Thursday, September 10, 2009

Fond farewell to a remarkable woman


It is dusk and I find myself situated at a small table outdoors at the Cafe Anniversaire, the fancy Tokyo haunt I wrote about lovingly in Homage to the Coffee Shop: Part II. The atmosphere is lively, the air thick with conversation of well-heeled shoppers. Hair mussed, eyes bagged, worn rucksack tucked between my legs, I am direct from Narita airport and anomalous here on several accounts. Yet I could not resist the gravitational force of outstanding coffee. Burma is decidedly a tea country, and I have been anticipating this reunion with vice for some days now.

The past days in Burma were rich and profound. I will be processing and writing about the experience in the weeks to come. Today, however, my thoughts are directed towards the small town of Chenoa, Illinois. My grandmother Mary Ellen Morse, my father's mother and my last surviving grandparent, passed away in Chenoa on August 29 of heart failure at the ripe age of 93. Her body had long since started to throw in the towel, but her mind stayed sharp and her heart plugged along doggedly and persistently until the end. It was as if she ceded ground to arthritis and other ailments to concentrate her energy on heart and mind, the locusts of her essential qualitities -- intelligence, strength of will, and large heartedness.

Grandma spent her childhood on the family farm outside of Danvers, Illinois. She was among the eldest of the many Schertz children, and she carried throughout her life the sense of seriousness and responsibility that comes with the charge of helping raise one's younger siblings. After meeting my grandfather Howard Morse, a farmer and high school teacher, the couple moved to nearby Odell and settled at the Morse family farm where they raised pigs and milk cows, grew corn and soybeans, and tended a large garden.

My father was born the year Nazi Germany blitzed into Poland. Papa, my grandfather, wanted to enlist in the army, but he was rejected on account of being underweight (there is a serious Jack Spratt gene in the Morse family DNA). Committed to being part of the Allied effort in one way or another, the whole family left the farm for the duration of the war, heading west to the shipyards of California.

The family returned to Odell after the war, but not before my father had been infected by the allure of California. A dozen years later, he enrolled as an enginnering major at Stanford University and called Calironia home for the rest of his life. Grandma and Papa continued to work the farm together, the pigs and cattled falling by the wayside as the USDA encouraged farmers to plant 'fencerow to fencerow'. Grandma managed the books so ably that she and Papa helped put my sisters and me through college.
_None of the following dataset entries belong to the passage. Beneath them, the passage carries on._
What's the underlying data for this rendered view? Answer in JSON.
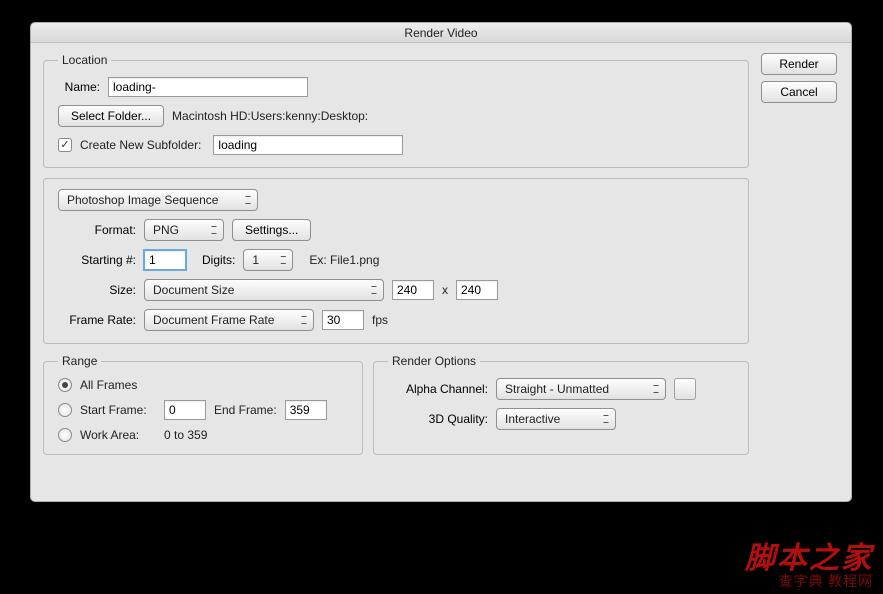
{
  "window": {
    "title": "Render Video"
  },
  "buttons": {
    "render": "Render",
    "cancel": "Cancel",
    "selectFolder": "Select Folder...",
    "settings": "Settings..."
  },
  "location": {
    "legend": "Location",
    "nameLabel": "Name:",
    "nameValue": "loading-",
    "path": "Macintosh HD:Users:kenny:Desktop:",
    "createSubfolderLabel": "Create New Subfolder:",
    "subfolderValue": "loading"
  },
  "output": {
    "sequenceType": "Photoshop Image Sequence",
    "formatLabel": "Format:",
    "formatValue": "PNG",
    "startingLabel": "Starting #:",
    "startingValue": "1",
    "digitsLabel": "Digits:",
    "digitsValue": "1",
    "exampleLabel": "Ex: File1.png",
    "sizeLabel": "Size:",
    "sizeValue": "Document Size",
    "width": "240",
    "height": "240",
    "timesSep": "x",
    "frameRateLabel": "Frame Rate:",
    "frameRateValue": "Document Frame Rate",
    "fpsValue": "30",
    "fpsLabel": "fps"
  },
  "range": {
    "legend": "Range",
    "allFrames": "All Frames",
    "startFrameLabel": "Start Frame:",
    "startFrameValue": "0",
    "endFrameLabel": "End Frame:",
    "endFrameValue": "359",
    "workAreaLabel": "Work Area:",
    "workAreaRange": "0 to 359"
  },
  "renderOptions": {
    "legend": "Render Options",
    "alphaLabel": "Alpha Channel:",
    "alphaValue": "Straight - Unmatted",
    "qualityLabel": "3D Quality:",
    "qualityValue": "Interactive"
  },
  "watermark": {
    "line1": "脚本之家",
    "line2": "查字典  教程网"
  }
}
Both Grandma and Papa embodied Depression era thrift to the bone, although through much arm twisting my parents convinced Grandma to join them for trips to England, Canada, and New Zealand while she was in her 80s. She was in no small part lured by the English style formal gardens in each of these locales. Grandma loved flowers almost as much as she loved bridge, which is a very strong statement.
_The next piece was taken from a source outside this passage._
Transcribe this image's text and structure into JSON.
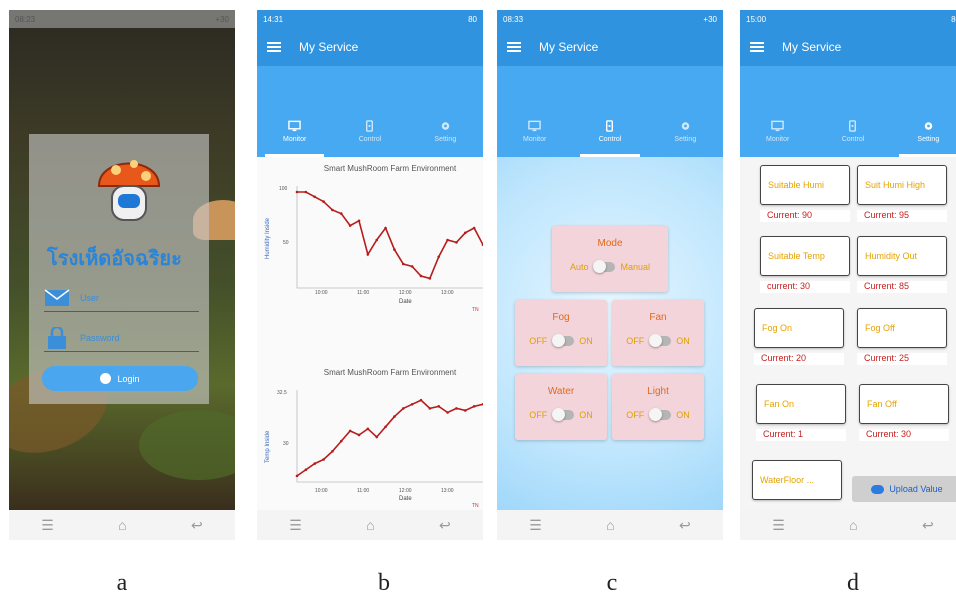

When Papa died in 1982, Dad lobbied Grandma to move to the Bay Area to be closer to our family. She was not about to leave her home in Odell, but a compromise was struck and she spent winters with us in California. Arthritis eventually made these trips impossible, and by her mid-80s Grandma had moved to an assisted living home. My visits over the past decade have consisted primarily, almost exclusively, of card marathons (and I do mean marathons). We would play our first round at 9am or so, and by 5pm I would say that I had to get going for the evening. 'You're leaving already?' she would ask in disbelief. And then, 'Well, be sure you get here early in the morning.'

Grandma was not a chatterbox (Papa was the garrulous one), save on certain topics (cooking, weather, the Cubs) or with certain people (her younger sister Alice, with whom my grandmother could chat in perpetuity). After the first hour or so of gin rummy, our conversation would slow and then cease almost entirely. We were both OK with this. We simply enjoyed one another's company. On occasion, someplace I had been would intrigue her and she would slip question after question between rounds of rummy. Plum Village Monastery in France, for example, fascinated her. What are the monks like? What do they eat? Do you have to shave your head when you go there? Do they grow their own food? In large part to give Grandma a fuller picture of my experiences at the monastery, I wrote Recollections of Plum Village.

My last visit was in July, a three-day stint that saw some truly epic games of rummy. My sister Holly was there with my brother-in-law Jason and their kids Ryan and Kayla. The latter two sat in on a few rounds of hearts with their great-grandmother, and when it came time to leave we all kissed her on the cheek and said our goodbyes. Just over a month later, Grandma had three other visiters -- her nephew Mike, her niece Valerie, and Valerie's golden retriever Sophie. Val said Sophie and Grandma 'shared a moment', looking deeply into one another's eyes. Shortly thereafter, a lovely soul passed quietly and peacefully out of this world.